Clinical Implications

Needle insertion is regarded as a frightening and bothersome procedure for children.7 There has been an increase in the reported use of topical or local anesthetics for venipuncture.8 The slow onset of existing products is problematic in certain practice settings such as the emergency room. The onset of action of Zingo is certainly an attractive feature. However, it is not clear how effective the analgesic effect really is without an active control.

References

1. Zingo Product Information. Anesiva, Inc. August 2007.

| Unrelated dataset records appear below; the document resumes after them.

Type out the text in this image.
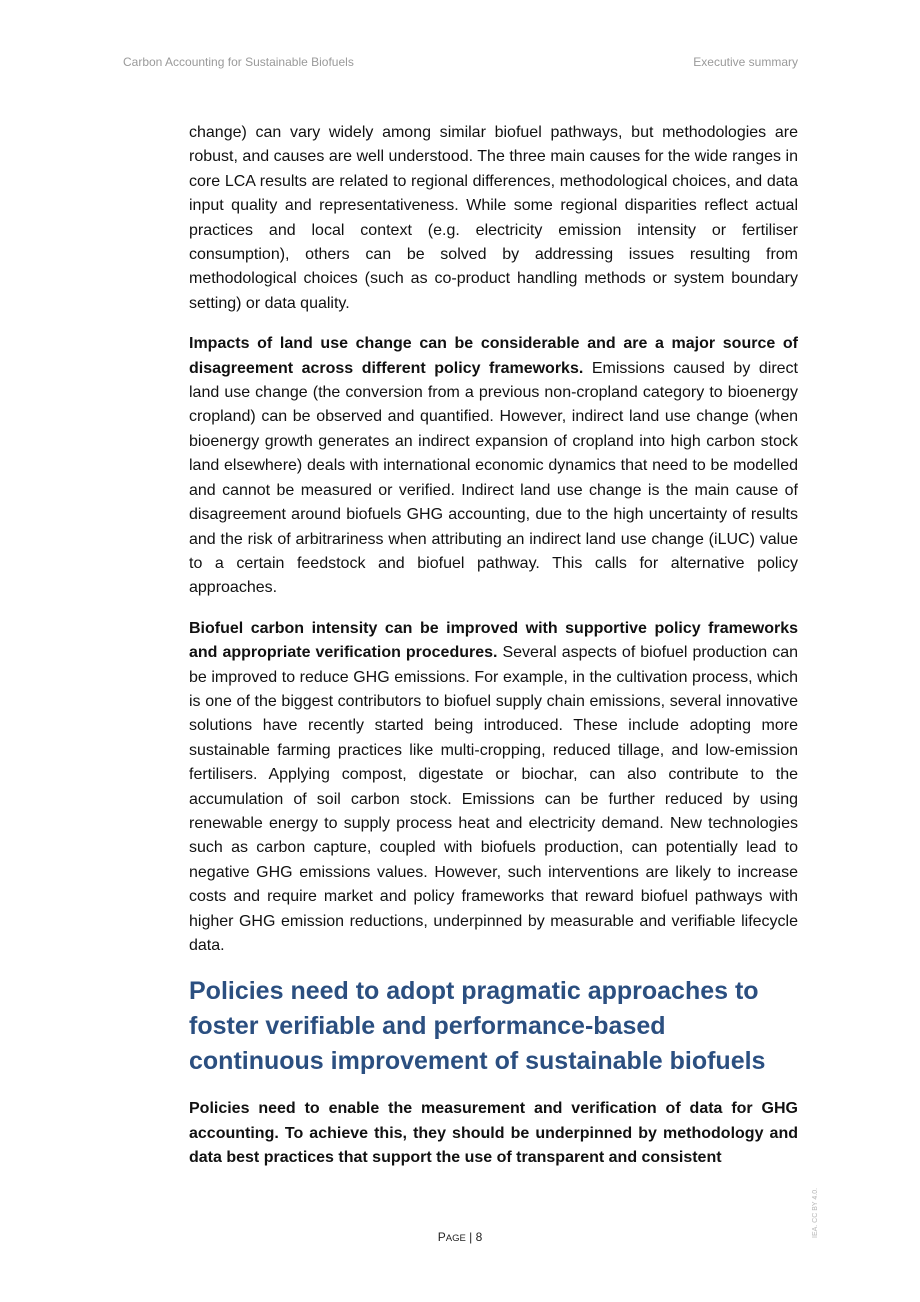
Carbon Accounting for Sustainable Biofuels	Executive summary

change) can vary widely among similar biofuel pathways, but methodologies are robust, and causes are well understood. The three main causes for the wide ranges in core LCA results are related to regional differences, methodological choices, and data input quality and representativeness. While some regional disparities reflect actual practices and local context (e.g. electricity emission intensity or fertiliser consumption), others can be solved by addressing issues resulting from methodological choices (such as co-product handling methods or system boundary setting) or data quality.

Impacts of land use change can be considerable and are a major source of disagreement across different policy frameworks. Emissions caused by direct land use change (the conversion from a previous non-cropland category to bioenergy cropland) can be observed and quantified. However, indirect land use change (when bioenergy growth generates an indirect expansion of cropland into high carbon stock land elsewhere) deals with international economic dynamics that need to be modelled and cannot be measured or verified. Indirect land use change is the main cause of disagreement around biofuels GHG accounting, due to the high uncertainty of results and the risk of arbitrariness when attributing an indirect land use change (iLUC) value to a certain feedstock and biofuel pathway. This calls for alternative policy approaches.

Biofuel carbon intensity can be improved with supportive policy frameworks and appropriate verification procedures. Several aspects of biofuel production can be improved to reduce GHG emissions. For example, in the cultivation process, which is one of the biggest contributors to biofuel supply chain emissions, several innovative solutions have recently started being introduced. These include adopting more sustainable farming practices like multi-cropping, reduced tillage, and low-emission fertilisers. Applying compost, digestate or biochar, can also contribute to the accumulation of soil carbon stock. Emissions can be further reduced by using renewable energy to supply process heat and electricity demand. New technologies such as carbon capture, coupled with biofuels production, can potentially lead to negative GHG emissions values. However, such interventions are likely to increase costs and require market and policy frameworks that reward biofuel pathways with higher GHG emission reductions, underpinned by measurable and verifiable lifecycle data.

Policies need to adopt pragmatic approaches to foster verifiable and performance-based continuous improvement of sustainable biofuels

Policies need to enable the measurement and verification of data for GHG accounting. To achieve this, they should be underpinned by methodology and data best practices that support the use of transparent and consistent

PAGE | 8	IEA. CC BY 4.0.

2. Synera Product Information. Ferndale Laboratory, Inc. June 2005.

3. Kleiber C, et al. Pediatrics. 2002;110:758-761.

4. Eichenfield LF et al. Pediatrics. 2002;109:1093-1099.

5. Jimenez N, et al. Anesth Analg. 2006;102:411-414.

6. http://seekingalpha.com/article/44956-zingo-approval-makes-anesiva-an-appealing-takeover-target-for-endo-pharma. Accessed 9/20/07.

7. Cummings EA. Pain. 1996;68:25-31.

8. Khan AH, Sachdeva S. Clin Pediatr. (Phila) 2007;46 (7):626-631.